II, elucidations; the Yemanites at Jerusalem have printed with an edition of the Pentateuch (sefer Keter tora) from manuscripts the Arabic translation by Saadya (Jerusalem, 1. Barnheim, . In addition to the Latin translations in the Polyglot Bibles there is one by Fagius (Strasburg, 1. English translation by Etheridge, .
This assertion probably means that in his exposition he gives the traditional interpretation that had been handed down from one generation to another since early times. According to the Babylonian . The Babylonian. Talmud in quoting passages from this Targum ascribes them to Rab Joseph bar Hiya (d. Pumbaditha. Rab Joseph was regarded as a great authority on the tradition of the Targum and his judgment on the translation of many individual passages was eagerly listened to; he may perhaps be considered as the editor of this Targum. For Jonathan as for Onkelos the final settlement of the written form did not occur until the fifth Christian century. Cornill claims to show (.

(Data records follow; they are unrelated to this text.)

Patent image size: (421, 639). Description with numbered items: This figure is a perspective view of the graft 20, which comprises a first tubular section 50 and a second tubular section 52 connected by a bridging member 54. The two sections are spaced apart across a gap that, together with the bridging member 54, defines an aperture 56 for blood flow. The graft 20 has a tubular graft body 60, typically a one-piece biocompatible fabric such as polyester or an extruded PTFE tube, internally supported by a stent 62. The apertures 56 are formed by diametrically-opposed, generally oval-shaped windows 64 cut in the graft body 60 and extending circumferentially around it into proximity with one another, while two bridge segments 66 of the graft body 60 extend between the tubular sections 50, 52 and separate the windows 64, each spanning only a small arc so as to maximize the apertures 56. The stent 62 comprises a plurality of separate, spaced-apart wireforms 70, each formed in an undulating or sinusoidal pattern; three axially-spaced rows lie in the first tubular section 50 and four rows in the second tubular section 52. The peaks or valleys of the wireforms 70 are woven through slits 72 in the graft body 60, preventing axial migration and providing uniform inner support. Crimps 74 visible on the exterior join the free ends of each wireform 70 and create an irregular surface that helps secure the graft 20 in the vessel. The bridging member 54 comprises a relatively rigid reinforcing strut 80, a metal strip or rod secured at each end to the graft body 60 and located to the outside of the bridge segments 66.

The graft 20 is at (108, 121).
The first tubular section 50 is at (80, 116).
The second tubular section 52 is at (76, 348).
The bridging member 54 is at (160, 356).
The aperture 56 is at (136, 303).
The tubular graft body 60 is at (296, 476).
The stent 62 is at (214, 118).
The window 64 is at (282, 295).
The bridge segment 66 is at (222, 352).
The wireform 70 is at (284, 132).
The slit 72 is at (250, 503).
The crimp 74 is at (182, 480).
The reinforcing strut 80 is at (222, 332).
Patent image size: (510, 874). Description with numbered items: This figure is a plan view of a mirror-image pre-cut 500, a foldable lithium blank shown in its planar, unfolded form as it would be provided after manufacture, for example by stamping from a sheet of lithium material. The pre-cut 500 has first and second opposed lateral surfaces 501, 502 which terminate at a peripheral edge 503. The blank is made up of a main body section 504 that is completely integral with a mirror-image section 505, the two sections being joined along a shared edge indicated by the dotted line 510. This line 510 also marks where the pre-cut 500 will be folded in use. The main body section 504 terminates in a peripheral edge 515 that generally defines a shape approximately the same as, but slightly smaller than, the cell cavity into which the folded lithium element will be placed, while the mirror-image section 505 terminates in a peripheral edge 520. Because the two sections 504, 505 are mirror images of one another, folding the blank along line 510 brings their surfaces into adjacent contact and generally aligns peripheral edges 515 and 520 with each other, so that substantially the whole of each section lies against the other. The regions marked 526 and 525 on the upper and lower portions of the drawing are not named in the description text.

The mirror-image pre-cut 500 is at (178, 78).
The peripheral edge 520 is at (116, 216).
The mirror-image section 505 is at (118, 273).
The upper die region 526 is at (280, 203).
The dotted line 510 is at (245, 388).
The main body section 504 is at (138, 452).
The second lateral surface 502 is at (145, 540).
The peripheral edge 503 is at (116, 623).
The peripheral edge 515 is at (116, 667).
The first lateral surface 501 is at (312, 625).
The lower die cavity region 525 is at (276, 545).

Targum on the Prophets is older than the Torah- Targum, but the reasons produced are not convincing (cf. Dalman, 1. 5, passim). Linguistically, this Targum approaches most closely that of Onkelos; in grammatical construction the two are alike but the words used differ, and this Targum is more paraphrastic. In the historical books Jonathan himself is often the expounder, but in the actual prophetic books the exposition is in reality Haggadic.
The religious opinions and theological conceptions of the era that are interwoven are very instructive. The text, further, is not free from later additions; from this cause arise the double translations of which the Targum contains several.

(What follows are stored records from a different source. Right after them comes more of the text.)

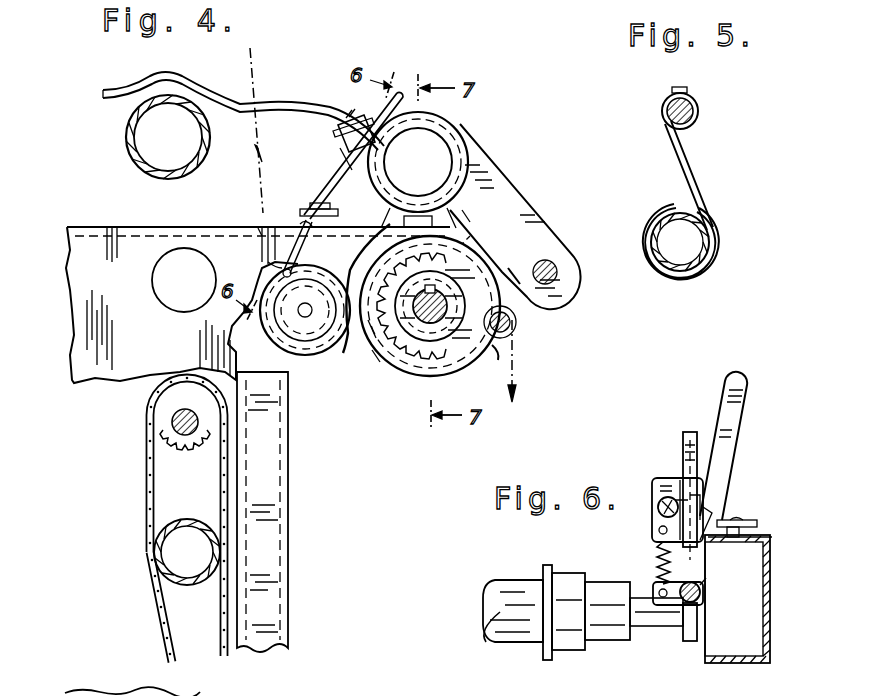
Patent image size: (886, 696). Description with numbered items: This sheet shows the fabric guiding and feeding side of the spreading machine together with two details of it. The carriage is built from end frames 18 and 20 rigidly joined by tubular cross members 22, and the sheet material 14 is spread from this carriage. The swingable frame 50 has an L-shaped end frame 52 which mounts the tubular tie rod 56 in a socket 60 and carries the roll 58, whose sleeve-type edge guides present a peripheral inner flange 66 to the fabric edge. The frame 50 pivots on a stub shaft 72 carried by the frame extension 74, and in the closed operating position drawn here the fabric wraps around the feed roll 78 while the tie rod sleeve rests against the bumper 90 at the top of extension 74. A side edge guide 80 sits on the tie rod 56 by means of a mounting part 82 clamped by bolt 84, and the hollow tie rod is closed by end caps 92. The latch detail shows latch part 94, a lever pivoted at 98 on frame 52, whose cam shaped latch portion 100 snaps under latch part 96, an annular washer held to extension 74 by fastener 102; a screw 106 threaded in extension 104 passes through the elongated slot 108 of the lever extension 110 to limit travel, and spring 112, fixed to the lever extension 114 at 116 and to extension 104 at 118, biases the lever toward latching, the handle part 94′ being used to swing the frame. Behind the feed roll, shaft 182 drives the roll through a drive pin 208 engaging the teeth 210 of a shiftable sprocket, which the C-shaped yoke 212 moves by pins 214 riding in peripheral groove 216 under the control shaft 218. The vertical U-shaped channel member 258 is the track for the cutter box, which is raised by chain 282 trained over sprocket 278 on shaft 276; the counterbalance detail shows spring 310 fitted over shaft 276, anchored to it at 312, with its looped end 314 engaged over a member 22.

In FIG. 4, the sheet material 14 is at (250, 66).
In FIG. 4, the end frame 18 is at (70, 260).
In FIG. 6, the end frame 18 is at (730, 664).
In FIG. 5, the end frame 20 is at (672, 276).
In FIG. 4, the tubular cross member 22 is at (166, 290).
In FIG. 4, the swingable frame 50 is at (512, 166).
In FIG. 4, the L-shaped end frame 52 is at (530, 212).
In FIG. 6, the L-shaped end frame 52 is at (693, 433).
In FIG. 4, the tubular tie rod 56 is at (438, 155).
In FIG. 6, the tubular tie rod 56 is at (492, 603).
In FIG. 4, the roll 58 is at (306, 358).
In FIG. 4, the socket 60 is at (297, 687).
In FIG. 4, the peripheral inner flange 66 is at (298, 349).
In FIG. 6, the peripheral inner flange 66 is at (548, 660).
In FIG. 4, the stub shaft 72 is at (556, 266).
In FIG. 4, the frame extension 74 is at (258, 228).
In FIG. 4, the feed roll 78 is at (465, 375).
In FIG. 4, the side edge guide 80 is at (243, 112).
In FIG. 4, the mounting part 82 is at (333, 133).
In FIG. 4, the bolt 84 is at (362, 114).
In FIG. 4, the bumper 90 is at (466, 220).
In FIG. 4, the end cap 92 is at (68, 692).
In FIG. 6, the latch part 94 is at (724, 474).
In FIG. 4, the handle part 94′ is at (388, 92).
In FIG. 6, the handle part 94′ is at (740, 392).
In FIG. 4, the latch part 96 is at (305, 222).
In FIG. 6, the latch part 96 is at (756, 524).
In FIG. 4, the pivot 98 is at (272, 266).
In FIG. 6, the pivot 98 is at (700, 594).
In FIG. 6, the cam shaped latch portion 100 is at (708, 522).
In FIG. 4, the fastener 102 is at (340, 212).
In FIG. 6, the fastener 102 is at (740, 519).
In FIG. 4, the extension 104 is at (418, 162).
In FIG. 6, the extension 104 is at (656, 480).
In FIG. 4, the screw 106 is at (346, 150).
In FIG. 6, the screw 106 is at (658, 508).
In FIG. 6, the elongated slot 108 is at (682, 484).
In FIG. 6, the extension 110 is at (660, 498).
In FIG. 6, the spring 112 is at (657, 560).
In FIG. 6, the extension 114 is at (691, 612).
In FIG. 6, the spring anchor 116 is at (664, 605).
In FIG. 6, the spring anchor 118 is at (658, 530).
In FIG. 4, the shaft 182 is at (514, 272).
In FIG. 4, the drive pin 208 is at (372, 257).
In FIG. 4, the teeth 210 is at (368, 336).
In FIG. 4, the C-shaped yoke 212 is at (504, 350).
In FIG. 4, the pin 214 is at (505, 232).
In FIG. 4, the peripheral groove 216 is at (373, 360).
In FIG. 4, the control shaft 218 is at (518, 326).
In FIG. 4, the U-shaped channel member 258 is at (290, 538).
In FIG. 4, the shaft 276 is at (175, 424).
In FIG. 5, the shaft 276 is at (701, 112).
In FIG. 4, the sprocket 278 is at (170, 441).
In FIG. 4, the chain 282 is at (224, 610).
In FIG. 5, the spring 310 is at (698, 190).
In FIG. 5, the spring anchor 312 is at (670, 92).
In FIG. 5, the looped end 314 is at (716, 248).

At a later date the whole Targum was printed in the Rabbinical. Bibles of Bomberg and Buxdorf and in the Polyglot Bibles of Antwerp, Paris, and London. Really Young Russian Girls Naked. The last edition is that of de Lagarde, . There are supplementary additions to this from an Erfurt manuscript in . The Targum to the Haphtarah is to be found in what is called the Pentateuch edition of the Yemanites at Jerusalem.
English translations are: Pauli, . Fundamentally the language of these Targums is Palestinian Aramaic but of a very mixed type. Neither of them is homogeneous grammatically and lexically.